Responding to the statement, Goldman Sachs said that the Malaysian government and 1MDB had lied to it. “1MDB, whose CEO and board reported directly to the prime minister at the time, also provided written assurances to Goldman Sachs for each transaction that no intermediaries were involved,” the bank said.

Meanwhile, The Straits Times reported this past week that Goldman Sachs proceeded with at least one of the US$1.75 billion bond issues without the approval from the board of IPIC, despite IPIC being a guarantor of the bond. “The firm relied on documents provided by IPIC executives and legal opinions of outside counsel evidencing IPIC’s authority to enter into the guarantee,” Goldman Sachs said in a written response to The Straits Times.

The bond guarantees eventually led to a row between IPIC and 1MDB in 2017. The case went to arbitration and ultimately led to Malaysia paying off Abu Dhabi and assuming responsibility for 1MDB’s bonds. The new Pakatan Harapan government, which was elected in May, said two months ago that it is challenging the consent award by an arbitration tribunal in London last year for 1MDB to pay US$5.78 billion to IPIC and the bond trustee over a five-year period. The Malaysian government also wants to recover the more than US$1.46 billion that has already been paid.

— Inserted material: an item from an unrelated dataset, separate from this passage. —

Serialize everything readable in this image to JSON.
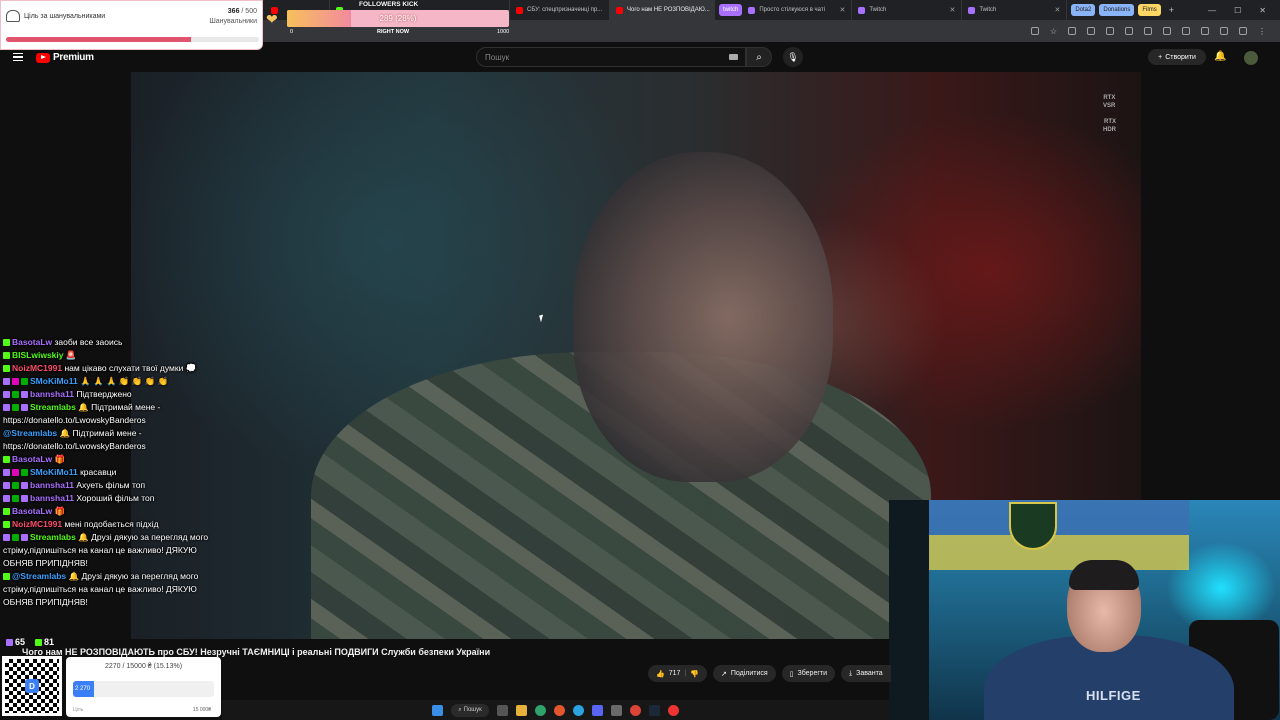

As for Goldman Sachs, Malaysia is seeking to have criminal fines imposed on the Wall Street bank that are “well in excess of the US$2.7 billion misappropriated from the bond proceeds and US$600 million in fees received,” according to the statement by Thomas. Prosecutors will also seek custodial sentences for each of the individuals accused, the maximum term of imprisonment being 10 years. “Their fraud goes to the heart of our capital markets, and if no criminal proceedings are instituted against the accused, their undermining of our financial system and market integrity will go unpunished.” Thomas said.

The only group involved in the 1MDB scandal that the Malaysian government does not seem likely to pursue are the holders of the 1MDB bonds. Malaysia’s Finance Minister Lim Guan Eng has plainly stated that the government will honour all debt obligations linked to 1MDB, as failing to do so could have an adverse impact on the country’s credit ratings.

I guess those salespeople from Goldman Sachs who approached my fund manager friend were right after all. Despite their relatively high coupons, those 1MDB bonds really have turned out to be a Malaysian sovereign credit risk.